For more information see Reference 1.

[1] “Structures to Resist the Effects of Accidental Explosions,” Dept. of the Army Tech. Manual, TM5-1300, Dept. of the Navy Pub. NAVFAC P-397, Dept. of the Air Force Manual, AFM 88-22, June 1969

The first difference is in the way a given structure is loaded. In the case of an earthquake the structure is subject to ground motions that shake the structure from the base up. In the case of an explosion produced by an air or a surface burst, the structure is loaded by means of a compression wave (shock wave) over some area. Since a portion of the blast energy is coupled into the ground, the structure is also subject to ground motions similar to an earthquake, though much less intense.

A second difference is the duration of loading. For earthquakes, the duration of induced motions (shaking) can range from seconds to minutes. Additional loadings are produced by “aftershocks,” which are generally less intense than the initial shaking. For conventional explosives, the duration of a pressure wave is on the order of milliseconds.
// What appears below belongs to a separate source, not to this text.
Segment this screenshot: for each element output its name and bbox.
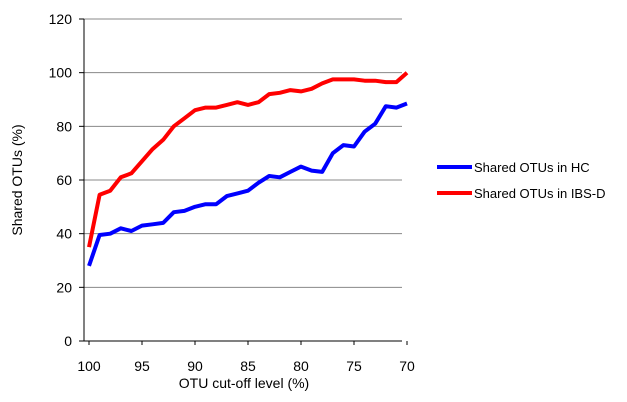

For example, in the Oklahoma City event, the yield of the weapon was approximately 4,000 lb TNT equivalent. The truck containing the explosive was positioned about 10’ from the building. The peak pressure at the face of the buildings was about 1,900 psi, and the duration of the positive phase of the pulse was approximately 3 ms. Judging by the size of the crater, a fair portion of the energy coupled into the ground, producing ground shock. However, judging by the damage, clearly air blast was the primary damage mechanism. Further, earthquakes shake an entire building, but produce mostly horizontal loads at floor-slab levels, concentrating in the specially designed, laterally stiffer structural systems. Blast usually does not attack the entire structure uniformly, but produces the most severe loads to the nearest structural elements, both vertical and horizontal, with little regard to their stiffness. Uplift pressure load on floors is also a specific blast effect.

The term ductility refers to the ability of the material to absorb energy inelastically without failure—the greater the ductility, the greater the resistance to failure. Blast-resistant designs often conservatively assume elastic response in order to simplify design, minimize permanent (plastic) deformations, and reduce post-blast repairs, especially where functional continuity of the facility is considered. Due to their highly ductile features, structural steel frames provide additional ultimate resistance for a blast event exceeding in severity the design blast.

Ductile inelastic structural response can be expected during both severe blast and severe earthquake events. However, it is generally recognized that plastic hinge zones and ductility demands in the two events do not necessarily match because of the differences in the loading patterns and effects.

Yes. The inertia, as measured by the mass of the structure or structural member, is an important factor in the response to a dynamic-impulse lateral load such as a shock wave. Because steel is the most dense construction material, heavy and robust steel members are especially effective in resisting blast loads. This is evident in the performance of heavy tanks and battleships, the ultimate blast-resistant structures.

For ordinary buildings, like apartments, offices, and stores, building codes do not require blast resistance. For buildings that house hazardous processes, building codes require special safety considerations.

2003 International Fire Code 911.2.1, "Walls, ceilings, and roof exposing surrounding areas [requiring deflagration venting] shall be designed to resist an internal pressure of 100 pounds per square foot."

The lateral stability of a moment frame is dependent on the bending stiffness of rigidly connected beams and columns. Adequate diagonal bracing or shear walls at selected locations provide the lateral stability of a braced frame. Elements of lateral stability often are distributed more uniformly in moment frames, in which case each part of the building is more likely to be stable on its own. Therefore, moment frames are the better choice for blast-resistant design. In braced frames, the diagonal braces or shear walls can be knocked out by an engulfing blast wave, reducing the effectiveness of the braced frame, unless special features are included to mitigate this potential behavior.